A major revision to article 511, covering commercial repair and storage garages, appears in the 2008 National Electrical Code (NEC). The revision provides several new definitions, as well as major changes to Section 511.3 covering area classification of service and repair facilities for self-propelled vehicles in which volatile flammable liquids or gases are used for fuel. These self-propelled items include, but are not limited to, passenger automobiles, buses, trucks, tractors, motorcycles, four-wheeled all-terrain vehicles and similar vehicles.
Two definitions have been added to 511.2, one covering minor repair garages and one covering major repair garages. A minor repair garage is a building or portion of a building used for lubrication, inspection, and minor automotive maintenance work. Minor work includes engine tune-ups, replacement of parts, brake repairs, tire rotation, and fluid changes, such as oil, antifreeze, transmission fluids, brake fluids, and air conditioning refrigerants.
Major repair garages include buildings or portions of a building used for engine overhauls, painting, body and fender work and for repairs that require draining of the vehicle fuel tanks. Both major and minor repair garages may include floor spaces used for offices, parking or showrooms.
Based on Section 511.3, parking garages only used for parking or storage of vehicles are permitted to be unclassified, even though the vehicles contain flammable gases or liquids. In other locations, where Class I liquids or gaseous fuels are stored, handled or transferred, the electrical wiring and electrical equipment must be designed for a Class I, Division 1 or 2 hazardous (classified) location.
Where a commercial garage has an office, associated parking area or showroom that is adjacent to a Class I location, the Class I location does not extend beyond a wall, roof or solid partition that is not pierced by an opening that could permit gas or vapor to intrude into the unclassified area.
Major and minor repair garages, where motor fuels, flammable gases (natural gas, hydrogen or liquefied petroleum gas), and flammable liquids with a flash point below 38°C (100°F), such as gasoline, are dispensed into the fuel tanks of vehicles shall comply with Table 514.3(B)(1) in addition to any classification required by Article 511. At a minimum, the area extending in all directions from 3 feet of any fill or dispensing point at a major or minor repair garage is classified as a Class I, Division 2 area but also must comply with Article 514 for motor fuel dispensing facilities.

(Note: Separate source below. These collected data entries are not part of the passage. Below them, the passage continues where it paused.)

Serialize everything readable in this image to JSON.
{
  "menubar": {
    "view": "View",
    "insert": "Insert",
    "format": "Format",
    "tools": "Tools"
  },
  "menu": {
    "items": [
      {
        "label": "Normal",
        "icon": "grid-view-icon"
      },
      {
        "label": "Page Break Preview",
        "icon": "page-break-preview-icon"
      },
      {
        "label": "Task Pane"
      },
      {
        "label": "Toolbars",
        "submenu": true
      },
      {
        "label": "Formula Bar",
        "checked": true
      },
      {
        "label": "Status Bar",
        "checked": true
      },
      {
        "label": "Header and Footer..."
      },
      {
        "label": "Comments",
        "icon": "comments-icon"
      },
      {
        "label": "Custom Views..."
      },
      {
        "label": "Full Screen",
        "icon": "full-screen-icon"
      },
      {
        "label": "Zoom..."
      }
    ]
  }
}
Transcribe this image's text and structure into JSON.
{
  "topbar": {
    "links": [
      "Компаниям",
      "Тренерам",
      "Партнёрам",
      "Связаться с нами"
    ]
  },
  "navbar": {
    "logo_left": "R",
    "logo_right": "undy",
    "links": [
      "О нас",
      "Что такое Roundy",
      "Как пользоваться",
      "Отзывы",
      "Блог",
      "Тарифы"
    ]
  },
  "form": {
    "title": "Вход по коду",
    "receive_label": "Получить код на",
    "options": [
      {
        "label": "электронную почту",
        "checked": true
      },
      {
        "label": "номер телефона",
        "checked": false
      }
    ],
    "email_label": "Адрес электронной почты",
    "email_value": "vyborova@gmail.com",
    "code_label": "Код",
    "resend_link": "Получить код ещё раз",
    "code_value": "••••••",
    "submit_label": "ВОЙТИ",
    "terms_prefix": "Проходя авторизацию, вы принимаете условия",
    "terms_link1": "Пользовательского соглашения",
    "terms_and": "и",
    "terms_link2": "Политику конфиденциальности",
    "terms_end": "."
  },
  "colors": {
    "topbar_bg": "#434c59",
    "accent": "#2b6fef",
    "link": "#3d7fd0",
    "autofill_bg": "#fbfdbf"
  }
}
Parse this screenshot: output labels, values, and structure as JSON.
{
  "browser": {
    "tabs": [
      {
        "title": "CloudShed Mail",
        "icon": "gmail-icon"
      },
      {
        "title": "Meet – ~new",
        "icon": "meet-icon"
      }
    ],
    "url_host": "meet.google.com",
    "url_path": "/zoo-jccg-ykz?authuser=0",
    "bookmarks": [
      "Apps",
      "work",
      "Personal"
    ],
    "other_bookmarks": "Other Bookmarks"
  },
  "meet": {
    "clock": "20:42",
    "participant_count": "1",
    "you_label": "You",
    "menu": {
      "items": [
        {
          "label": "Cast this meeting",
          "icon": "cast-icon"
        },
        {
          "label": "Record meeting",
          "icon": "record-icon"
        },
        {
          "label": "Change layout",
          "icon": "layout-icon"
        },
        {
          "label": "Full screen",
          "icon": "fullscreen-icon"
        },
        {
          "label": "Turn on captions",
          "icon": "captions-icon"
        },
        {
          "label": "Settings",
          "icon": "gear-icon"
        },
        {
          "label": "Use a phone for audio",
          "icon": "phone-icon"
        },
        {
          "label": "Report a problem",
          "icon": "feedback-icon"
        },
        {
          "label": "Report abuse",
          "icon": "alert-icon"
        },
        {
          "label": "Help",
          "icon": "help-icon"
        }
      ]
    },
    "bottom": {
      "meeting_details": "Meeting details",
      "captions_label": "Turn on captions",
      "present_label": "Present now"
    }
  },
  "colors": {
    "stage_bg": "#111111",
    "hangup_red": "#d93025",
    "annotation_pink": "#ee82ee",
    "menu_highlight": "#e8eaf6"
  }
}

In major repair garages, the floor area can be considered to be unclassified where there is mechanical ventilation providing a minimum of four air changes per hour or 1 cubic foot per minute of exchanged air for each square foot of floor area across the entire floor area. This exhaust air must be taken at a point within 12 inches of the floor.
If ventilation is not provided, the entire floor up to 18 inches above the floor must be classified as Class I, Division 2. Where lighter-than-air gaseous fueled (natural gas or hydrogen) vehicles are repaired or stored, the area within 18 inches of the ceiling may be classified or not, depending on proper ventilation.
Where ventilation is provided, the ceiling area can be unclassified from a point not less than 18 inches from the highest point in the ceiling, if the ceiling has an exhaust of 1 cubic foot per minute per square foot of ceiling area at all times the building is occupied or when vehicles using lighter-than-air gaseous fuels are parked below this area. If proper ventilation is not provided, the area within 18 inches of the ceiling is classified as Class I, Division 2.
In minor repair garages, floor areas without pits, below-grade or subfloor work areas can be unclassified. Where pits, below-grade or subfloor work areas exist in service or lubrication rooms, ventilation may or may not be provided. Where mechanical ventilation is provided by a minimum of four air changes per hour or 1 cubic foot per minute of exchanged air for each square foot of floor area across the entire floor area, the area can be unclassified. This exhaust air must be taken at a point within 12 inches of the floor.
If ventilation is not provided, the floor area up to 18 inches above the pits, below-grade, or subfloor work areas and within 3 feet of the edge are classified as Class I, Division 2 areas. Unless gaseous fuels are being transferred, the ceiling areas are unclassified. Pit areas and subfloor areas also are unclassified where properly ventilated at 1 cubic foot per minute per square foot.
Because of all of these revisions, it’s vital that electrical contractors study Article 511 before attempting an installation in commercial garages.